Whew! That's a lot but I expect there will be more to come for 2018. Here are some of my genealogy goals for the new year:

1. Continue to blog frequently - target once a week
2. Blog more about ancestors and research techniques
3. Explore new archives 
4. Continue to submit proposals for upcoming conferences (including virtual) and webinars
5. Keep up with my research log to make my annual trip to the Family History Library and other repositories more successful
6. Keep up with email correspondence from DNA cousins (I know I'm one of the bad ones that doesn't respond as timely as I should)
7. Fulfill more requests on Find A Grave and Billion Graves 
8. Look at different avenues to teach genealogy tips (perhaps a YouTube channel)
9. Continue education through conferences, webinars, etc. 
10. Keep moving towards my goal of becoming a genealogist full time

What are your genealogy goals for 2018? 

Tuesday, December 12, 2017

Reclaiming Family Traditions

Tonight is the first night of Chanukah.

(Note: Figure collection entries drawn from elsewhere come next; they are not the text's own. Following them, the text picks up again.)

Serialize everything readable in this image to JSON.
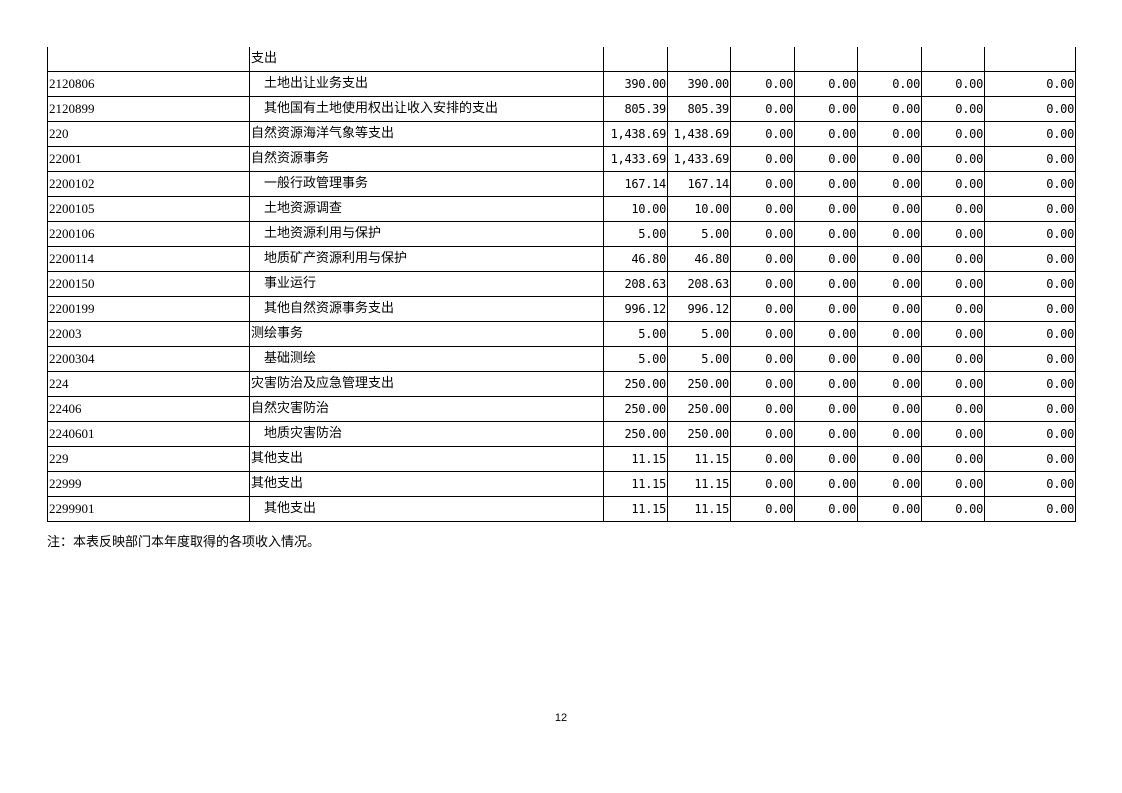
{
  "table": {
    "rows": [
      {
        "code": "",
        "name": "支出",
        "indent": false,
        "values": [
          "",
          "",
          "",
          "",
          "",
          "",
          ""
        ]
      },
      {
        "code": "2120806",
        "name": "土地出让业务支出",
        "indent": true,
        "values": [
          "390.00",
          "390.00",
          "0.00",
          "0.00",
          "0.00",
          "0.00",
          "0.00"
        ]
      },
      {
        "code": "2120899",
        "name": "其他国有土地使用权出让收入安排的支出",
        "indent": true,
        "values": [
          "805.39",
          "805.39",
          "0.00",
          "0.00",
          "0.00",
          "0.00",
          "0.00"
        ]
      },
      {
        "code": "220",
        "name": "自然资源海洋气象等支出",
        "indent": false,
        "values": [
          "1,438.69",
          "1,438.69",
          "0.00",
          "0.00",
          "0.00",
          "0.00",
          "0.00"
        ]
      },
      {
        "code": "22001",
        "name": "自然资源事务",
        "indent": false,
        "values": [
          "1,433.69",
          "1,433.69",
          "0.00",
          "0.00",
          "0.00",
          "0.00",
          "0.00"
        ]
      },
      {
        "code": "2200102",
        "name": "一般行政管理事务",
        "indent": true,
        "values": [
          "167.14",
          "167.14",
          "0.00",
          "0.00",
          "0.00",
          "0.00",
          "0.00"
        ]
      },
      {
        "code": "2200105",
        "name": "土地资源调查",
        "indent": true,
        "values": [
          "10.00",
          "10.00",
          "0.00",
          "0.00",
          "0.00",
          "0.00",
          "0.00"
        ]
      },
      {
        "code": "2200106",
        "name": "土地资源利用与保护",
        "indent": true,
        "values": [
          "5.00",
          "5.00",
          "0.00",
          "0.00",
          "0.00",
          "0.00",
          "0.00"
        ]
      },
      {
        "code": "2200114",
        "name": "地质矿产资源利用与保护",
        "indent": true,
        "values": [
          "46.80",
          "46.80",
          "0.00",
          "0.00",
          "0.00",
          "0.00",
          "0.00"
        ]
      },
      {
        "code": "2200150",
        "name": "事业运行",
        "indent": true,
        "values": [
          "208.63",
          "208.63",
          "0.00",
          "0.00",
          "0.00",
          "0.00",
          "0.00"
        ]
      },
      {
        "code": "2200199",
        "name": "其他自然资源事务支出",
        "indent": true,
        "values": [
          "996.12",
          "996.12",
          "0.00",
          "0.00",
          "0.00",
          "0.00",
          "0.00"
        ]
      },
      {
        "code": "22003",
        "name": "测绘事务",
        "indent": false,
        "values": [
          "5.00",
          "5.00",
          "0.00",
          "0.00",
          "0.00",
          "0.00",
          "0.00"
        ]
      },
      {
        "code": "2200304",
        "name": "基础测绘",
        "indent": true,
        "values": [
          "5.00",
          "5.00",
          "0.00",
          "0.00",
          "0.00",
          "0.00",
          "0.00"
        ]
      },
      {
        "code": "224",
        "name": "灾害防治及应急管理支出",
        "indent": false,
        "values": [
          "250.00",
          "250.00",
          "0.00",
          "0.00",
          "0.00",
          "0.00",
          "0.00"
        ]
      },
      {
        "code": "22406",
        "name": "自然灾害防治",
        "indent": false,
        "values": [
          "250.00",
          "250.00",
          "0.00",
          "0.00",
          "0.00",
          "0.00",
          "0.00"
        ]
      },
      {
        "code": "2240601",
        "name": "地质灾害防治",
        "indent": true,
        "values": [
          "250.00",
          "250.00",
          "0.00",
          "0.00",
          "0.00",
          "0.00",
          "0.00"
        ]
      },
      {
        "code": "229",
        "name": "其他支出",
        "indent": false,
        "values": [
          "11.15",
          "11.15",
          "0.00",
          "0.00",
          "0.00",
          "0.00",
          "0.00"
        ]
      },
      {
        "code": "22999",
        "name": "其他支出",
        "indent": false,
        "values": [
          "11.15",
          "11.15",
          "0.00",
          "0.00",
          "0.00",
          "0.00",
          "0.00"
        ]
      },
      {
        "code": "2299901",
        "name": "其他支出",
        "indent": true,
        "values": [
          "11.15",
          "11.15",
          "0.00",
          "0.00",
          "0.00",
          "0.00",
          "0.00"
        ]
      }
    ]
  },
  "note": "注：本表反映部门本年度取得的各项收入情况。",
  "page_number": "12"
}
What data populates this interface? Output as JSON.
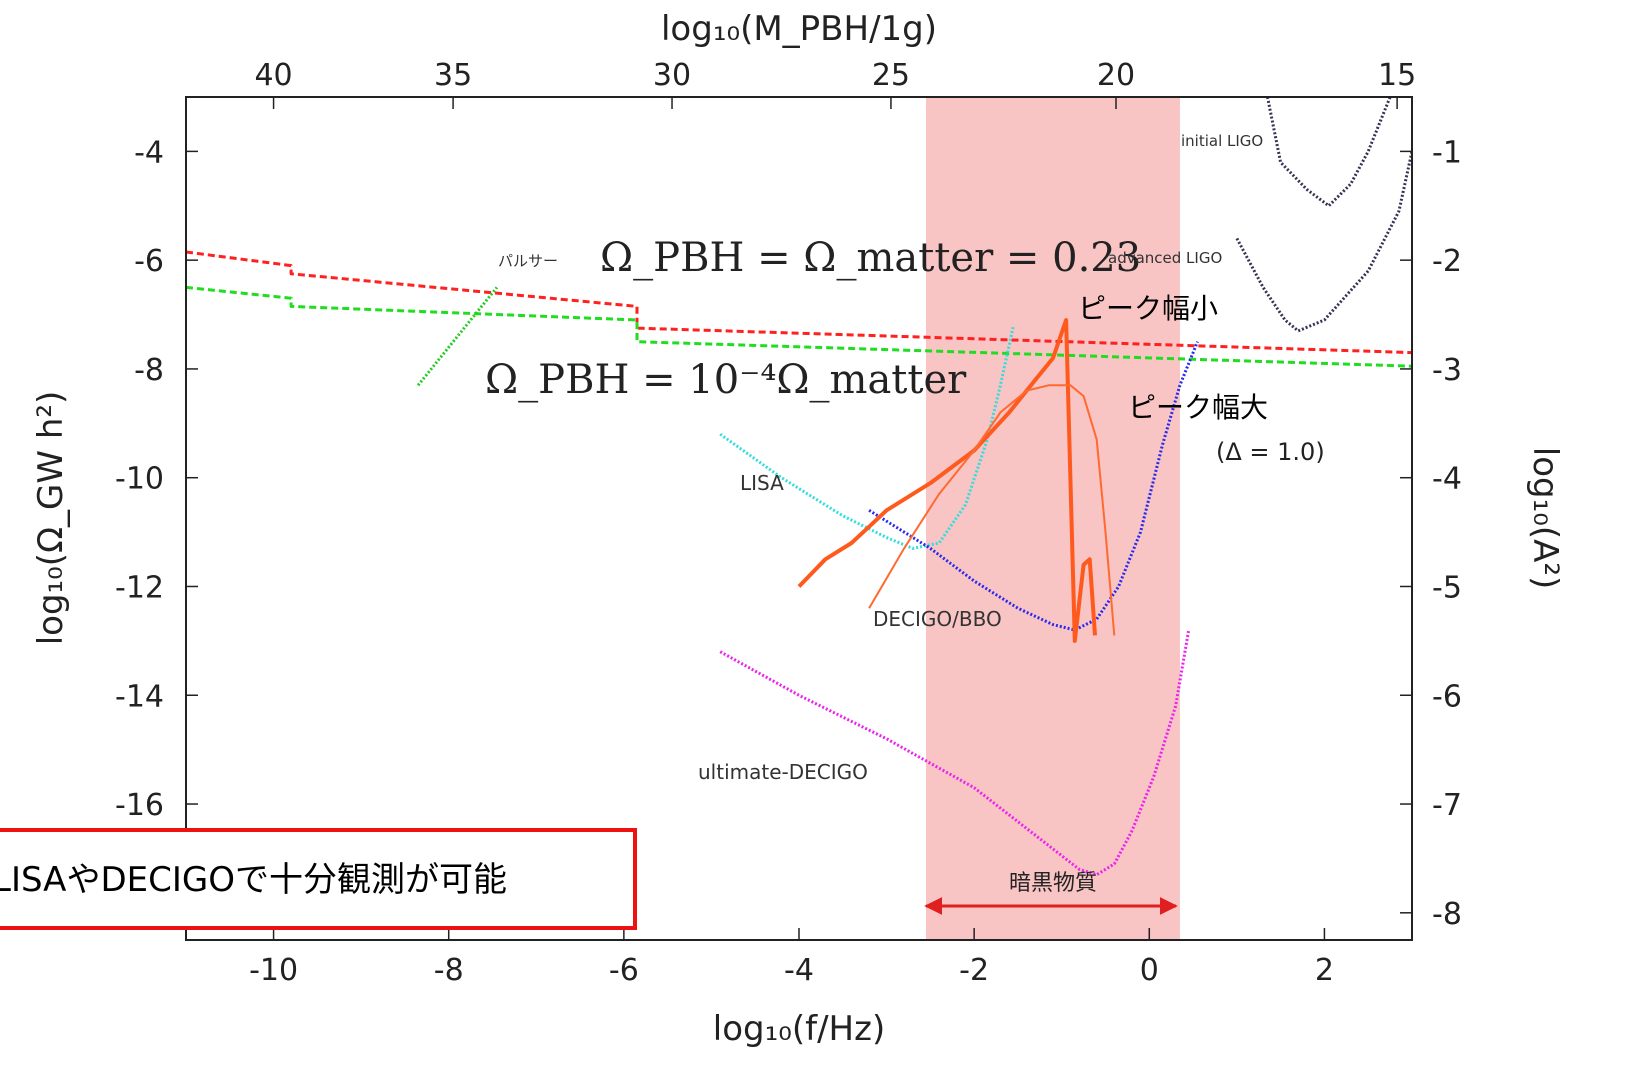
{
  "chart_data": {
    "type": "line",
    "title": "",
    "xlabel": "log₁₀(f/Hz)",
    "ylabel": "log₁₀(Ω_GW h²)",
    "x2label": "log₁₀(M_PBH/1g)",
    "y2label": "log₁₀(A²)",
    "xlim": [
      -11,
      3
    ],
    "ylim": [
      -18.5,
      -3.0
    ],
    "x_ticks": [
      -10,
      -8,
      -6,
      -4,
      -2,
      0,
      2
    ],
    "y_ticks": [
      -4,
      -6,
      -8,
      -10,
      -12,
      -14,
      -16
    ],
    "x2_ticks": [
      {
        "label": "40",
        "x": -10.0
      },
      {
        "label": "35",
        "x": -7.95
      },
      {
        "label": "30",
        "x": -5.45
      },
      {
        "label": "25",
        "x": -2.95
      },
      {
        "label": "20",
        "x": -0.38
      },
      {
        "label": "15",
        "x": 2.83
      }
    ],
    "y2_ticks": [
      {
        "label": "-1",
        "y": -4.0
      },
      {
        "label": "-2",
        "y": -6.0
      },
      {
        "label": "-3",
        "y": -8.0
      },
      {
        "label": "-4",
        "y": -10.0
      },
      {
        "label": "-5",
        "y": -12.0
      },
      {
        "label": "-6",
        "y": -14.0
      },
      {
        "label": "-7",
        "y": -16.0
      },
      {
        "label": "-8",
        "y": -18.0
      }
    ],
    "shaded_region": {
      "x": [
        -2.55,
        0.35
      ],
      "color": "#f8c4c4",
      "label": "暗黒物質"
    },
    "series": [
      {
        "name": "",
        "color": "#ff2020",
        "style": "dashed",
        "points": [
          [
            -11,
            -5.85
          ],
          [
            -9.8,
            -6.1
          ],
          [
            -9.8,
            -6.25
          ],
          [
            -5.85,
            -6.85
          ],
          [
            -5.85,
            -7.25
          ],
          [
            3,
            -7.7
          ]
        ]
      },
      {
        "name": "",
        "color": "#20dd20",
        "style": "dashed",
        "points": [
          [
            -11,
            -6.5
          ],
          [
            -9.8,
            -6.7
          ],
          [
            -9.8,
            -6.85
          ],
          [
            -5.85,
            -7.1
          ],
          [
            -5.85,
            -7.5
          ],
          [
            3,
            -7.95
          ]
        ]
      },
      {
        "name": "パルサー",
        "color": "#22cc22",
        "style": "dotted",
        "points": [
          [
            -8.35,
            -8.3
          ],
          [
            -7.45,
            -6.5
          ]
        ]
      },
      {
        "name": "LISA",
        "color": "#33dddd",
        "style": "dotted",
        "points": [
          [
            -4.9,
            -9.2
          ],
          [
            -4.2,
            -10.0
          ],
          [
            -3.5,
            -10.7
          ],
          [
            -3.0,
            -11.1
          ],
          [
            -2.7,
            -11.3
          ],
          [
            -2.4,
            -11.2
          ],
          [
            -2.1,
            -10.5
          ],
          [
            -1.85,
            -9.3
          ],
          [
            -1.7,
            -8.3
          ],
          [
            -1.55,
            -7.2
          ]
        ]
      },
      {
        "name": "DECIGO/BBO",
        "color": "#2a2aee",
        "style": "dotted",
        "points": [
          [
            -3.2,
            -10.6
          ],
          [
            -2.5,
            -11.3
          ],
          [
            -2.0,
            -11.9
          ],
          [
            -1.5,
            -12.4
          ],
          [
            -1.1,
            -12.7
          ],
          [
            -0.85,
            -12.8
          ],
          [
            -0.6,
            -12.6
          ],
          [
            -0.35,
            -12.0
          ],
          [
            -0.1,
            -11.0
          ],
          [
            0.15,
            -9.4
          ],
          [
            0.35,
            -8.3
          ],
          [
            0.55,
            -7.5
          ]
        ]
      },
      {
        "name": "ultimate-DECIGO",
        "color": "#ee22ee",
        "style": "dotted",
        "points": [
          [
            -4.9,
            -13.2
          ],
          [
            -4.0,
            -14.0
          ],
          [
            -3.0,
            -14.8
          ],
          [
            -2.0,
            -15.7
          ],
          [
            -1.2,
            -16.7
          ],
          [
            -0.8,
            -17.2
          ],
          [
            -0.6,
            -17.3
          ],
          [
            -0.4,
            -17.1
          ],
          [
            -0.2,
            -16.5
          ],
          [
            0.05,
            -15.5
          ],
          [
            0.3,
            -14.2
          ],
          [
            0.45,
            -12.8
          ]
        ]
      },
      {
        "name": "initial LIGO",
        "color": "#333355",
        "style": "dotted",
        "points": [
          [
            1.35,
            -3.0
          ],
          [
            1.5,
            -4.2
          ],
          [
            1.8,
            -4.7
          ],
          [
            2.05,
            -5.0
          ],
          [
            2.3,
            -4.6
          ],
          [
            2.5,
            -4.0
          ],
          [
            2.75,
            -3.0
          ]
        ]
      },
      {
        "name": "advanced LIGO",
        "color": "#333355",
        "style": "dotted",
        "points": [
          [
            1.0,
            -5.6
          ],
          [
            1.3,
            -6.5
          ],
          [
            1.55,
            -7.1
          ],
          [
            1.7,
            -7.3
          ],
          [
            2.0,
            -7.1
          ],
          [
            2.5,
            -6.2
          ],
          [
            2.85,
            -5.1
          ],
          [
            3.0,
            -4.0
          ]
        ]
      },
      {
        "name": "ピーク幅小",
        "color": "#ff5a1e",
        "style": "solid-thick",
        "points": [
          [
            -4.0,
            -12.0
          ],
          [
            -3.7,
            -11.5
          ],
          [
            -3.4,
            -11.2
          ],
          [
            -3.2,
            -10.9
          ],
          [
            -3.0,
            -10.6
          ],
          [
            -2.5,
            -10.1
          ],
          [
            -2.0,
            -9.5
          ],
          [
            -1.6,
            -8.8
          ],
          [
            -1.3,
            -8.2
          ],
          [
            -1.1,
            -7.8
          ],
          [
            -0.95,
            -7.1
          ],
          [
            -0.85,
            -13.0
          ],
          [
            -0.75,
            -11.6
          ],
          [
            -0.68,
            -11.5
          ],
          [
            -0.62,
            -12.9
          ]
        ]
      },
      {
        "name": "ピーク幅大",
        "color": "#ff6a30",
        "style": "solid",
        "points": [
          [
            -3.2,
            -12.4
          ],
          [
            -2.8,
            -11.3
          ],
          [
            -2.4,
            -10.3
          ],
          [
            -2.0,
            -9.5
          ],
          [
            -1.7,
            -8.8
          ],
          [
            -1.4,
            -8.4
          ],
          [
            -1.15,
            -8.3
          ],
          [
            -0.9,
            -8.3
          ],
          [
            -0.75,
            -8.5
          ],
          [
            -0.6,
            -9.3
          ],
          [
            -0.5,
            -11.0
          ],
          [
            -0.4,
            -12.9
          ]
        ]
      }
    ],
    "annotations": [
      {
        "text": "Ω_PBH = Ω_matter = 0.23",
        "x": -5.3,
        "y": -6.2
      },
      {
        "text": "Ω_PBH = 10⁻⁴Ω_matter",
        "x": -7.3,
        "y": -8.6
      },
      {
        "text": "(Δ = 1.0)",
        "x": 0.85,
        "y": -9.9
      },
      {
        "text": "暗黒物質",
        "x": -1.1,
        "y": -17.7
      }
    ]
  },
  "callout": {
    "text": "LISAやDECIGOで十分観測が可能"
  }
}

In short it's a celebration of how the oil needed to heat the menorah of the Temple lasted eight days, when it should only have lasted one day. Growing up, I was raised to celebrate both Chanukah and Christmas. My mom was raised Jewish and my dad was raised Catholic and holidays were blended.

My mom would make the potato latkes (pancakes). The menorah would be lit, with a new candle appearing each night until the final night when the entire menorah has candles. The menorah has candles added right to left but it's lit left to right. I was usually afraid of fire so my mom would take care of lighting the menorah. In some families it was the youngest child that would do the lighting. The menorah in my family was passed down, possibly from my great grandparents. I loved the menorah, it had such a bright bronze (almost gold) look. It played "Rock of Ages", like an old jewelry box tune.

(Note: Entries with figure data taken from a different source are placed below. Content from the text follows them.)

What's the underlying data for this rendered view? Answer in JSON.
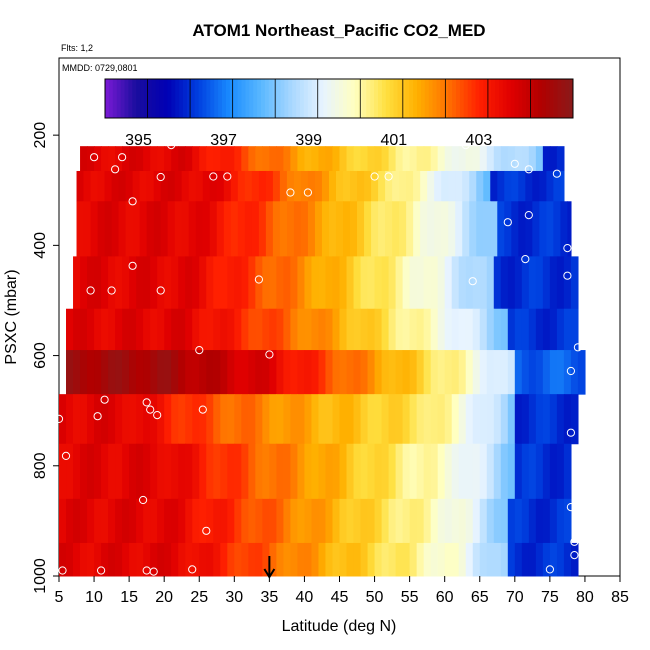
{
  "chart_data": {
    "type": "heatmap",
    "title": "ATOM1 Northeast_Pacific CO2_MED",
    "flights_note": "Flts: 1,2",
    "dates_note": "MMDD: 0729,0801",
    "xlabel": "Latitude (deg N)",
    "ylabel": "PSXC (mbar)",
    "xlim": [
      5,
      85
    ],
    "ylim": [
      1000,
      60
    ],
    "x_ticks": [
      5,
      10,
      15,
      20,
      25,
      30,
      35,
      40,
      45,
      50,
      55,
      60,
      65,
      70,
      75,
      80,
      85
    ],
    "y_ticks": [
      200,
      400,
      600,
      800,
      1000
    ],
    "colorbar": {
      "min": 394,
      "max": 405,
      "tick_values": [
        395,
        397,
        399,
        401,
        403
      ],
      "colors": [
        "#7b1ad6",
        "#1a0d9e",
        "#0000b4",
        "#0040e0",
        "#1a8cff",
        "#5ab8ff",
        "#aad8ff",
        "#e8f4ff",
        "#ffffc0",
        "#ffe040",
        "#ffb000",
        "#ff7000",
        "#ff2000",
        "#e00000",
        "#b00000",
        "#8a1a1a"
      ]
    },
    "pressure_bands": [
      {
        "p_top": 220,
        "p_bot": 265,
        "lat_min": 8.0,
        "lat_max": 77.0,
        "breaks": [
          23,
          31,
          40,
          52,
          62,
          74
        ]
      },
      {
        "p_top": 265,
        "p_bot": 320,
        "lat_min": 7.5,
        "lat_max": 77.0,
        "breaks": [
          26,
          35,
          43,
          52,
          58,
          66
        ]
      },
      {
        "p_top": 320,
        "p_bot": 420,
        "lat_min": 7.5,
        "lat_max": 78.0,
        "breaks": [
          24,
          34,
          43,
          51,
          59,
          67
        ]
      },
      {
        "p_top": 420,
        "p_bot": 515,
        "lat_min": 7.0,
        "lat_max": 79.0,
        "breaks": [
          23,
          33,
          42,
          50,
          58,
          67
        ]
      },
      {
        "p_top": 515,
        "p_bot": 590,
        "lat_min": 6.0,
        "lat_max": 79.0,
        "breaks": [
          23,
          34,
          44,
          52,
          60,
          69
        ]
      },
      {
        "p_top": 590,
        "p_bot": 670,
        "lat_min": 6.0,
        "lat_max": 80.0,
        "breaks": [
          20,
          35,
          47,
          55,
          62,
          70
        ]
      },
      {
        "p_top": 670,
        "p_bot": 760,
        "lat_min": 5.0,
        "lat_max": 79.0,
        "breaks": [
          15,
          25,
          39,
          57,
          63,
          70
        ]
      },
      {
        "p_top": 760,
        "p_bot": 860,
        "lat_min": 5.0,
        "lat_max": 78.0,
        "breaks": [
          20,
          30,
          42,
          52,
          62,
          70
        ]
      },
      {
        "p_top": 860,
        "p_bot": 940,
        "lat_min": 5.0,
        "lat_max": 78.0,
        "breaks": [
          20,
          32,
          42,
          52,
          62,
          69
        ]
      },
      {
        "p_top": 940,
        "p_bot": 1000,
        "lat_min": 5.0,
        "lat_max": 79.0,
        "breaks": [
          22,
          32,
          42,
          52,
          62,
          69
        ]
      }
    ],
    "band_values": [
      403.5,
      402.5,
      401.5,
      400.5,
      399.5,
      398,
      396
    ],
    "band_values_high": [
      404.5,
      403.5,
      402,
      401,
      400,
      398.5,
      396.5
    ],
    "observations": [
      {
        "lat": 21,
        "p": 218
      },
      {
        "lat": 63,
        "p": 218
      },
      {
        "lat": 10,
        "p": 240
      },
      {
        "lat": 14,
        "p": 240
      },
      {
        "lat": 13,
        "p": 262
      },
      {
        "lat": 70,
        "p": 252
      },
      {
        "lat": 72,
        "p": 262
      },
      {
        "lat": 19.5,
        "p": 276
      },
      {
        "lat": 27,
        "p": 275
      },
      {
        "lat": 29,
        "p": 275
      },
      {
        "lat": 50,
        "p": 275
      },
      {
        "lat": 52,
        "p": 275
      },
      {
        "lat": 76,
        "p": 270
      },
      {
        "lat": 38,
        "p": 304
      },
      {
        "lat": 40.5,
        "p": 304
      },
      {
        "lat": 15.5,
        "p": 320
      },
      {
        "lat": 72,
        "p": 345
      },
      {
        "lat": 69,
        "p": 358
      },
      {
        "lat": 77.5,
        "p": 405
      },
      {
        "lat": 71.5,
        "p": 425
      },
      {
        "lat": 15.5,
        "p": 437
      },
      {
        "lat": 33.5,
        "p": 462
      },
      {
        "lat": 64,
        "p": 465
      },
      {
        "lat": 77.5,
        "p": 455
      },
      {
        "lat": 9.5,
        "p": 482
      },
      {
        "lat": 12.5,
        "p": 482
      },
      {
        "lat": 19.5,
        "p": 482
      },
      {
        "lat": 25,
        "p": 590
      },
      {
        "lat": 35,
        "p": 598
      },
      {
        "lat": 79,
        "p": 585
      },
      {
        "lat": 78,
        "p": 628
      },
      {
        "lat": 11.5,
        "p": 680
      },
      {
        "lat": 17.5,
        "p": 685
      },
      {
        "lat": 18,
        "p": 698
      },
      {
        "lat": 10.5,
        "p": 710
      },
      {
        "lat": 19,
        "p": 708
      },
      {
        "lat": 25.5,
        "p": 698
      },
      {
        "lat": 5,
        "p": 715
      },
      {
        "lat": 78,
        "p": 740
      },
      {
        "lat": 6,
        "p": 782
      },
      {
        "lat": 17,
        "p": 862
      },
      {
        "lat": 78,
        "p": 875
      },
      {
        "lat": 26,
        "p": 918
      },
      {
        "lat": 78.5,
        "p": 938
      },
      {
        "lat": 78.5,
        "p": 962
      },
      {
        "lat": 5.5,
        "p": 990
      },
      {
        "lat": 11,
        "p": 990
      },
      {
        "lat": 17.5,
        "p": 990
      },
      {
        "lat": 18.5,
        "p": 992
      },
      {
        "lat": 24,
        "p": 988
      },
      {
        "lat": 75,
        "p": 988
      }
    ],
    "marker_arrow_lat": 35
  }
}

Since I moved out of my parents' house, I didn't celebrate Chanuakah. There was no menorah in the house. I think I felt disconnected from my heritage. I was raised reform Jewish so I didn't consider myself overly religious. There were no prayers uttered over the menorah growing up. I think I partially felt afraid to say to people that I was Jewish.

I grew up in community that had a heavy Christian presence, which is sometimes hard to believe given it was Long Island, NY but it wasn't the most Jewish heavy town.  Most of my peers were Roman Catholic or other Christian sect. There was only a handful of us that were Jewish. I felt like an outsider even though I celebrated Christmas as well. I was told things like "You killed my savior" or people would give the Nazi salute or talk about how Hitler had good ideas. Really awful things to hear growing up, esp, since I've heard stories that I have some distant cousins that were murdered during the Holocaust (still to be proven).

This year I decided it was time to reclaim family traditions. There is now a menorah in my household and we lit candles tonight and ate potato latkes with our dinner. I even had a challah bread. You can see some pics below of myself lighting the candles. I'm reclaiming my Jewish heritage. I am Jewish - it's one part of my identity.

I think given these dark times in our country that celebrating a miracle gives us hope for the future. Happy Chanukah my friends - may the darkness be behind us soon. And to all that don't celebrate, happy holidays! May your time with family and friends be loving and bright.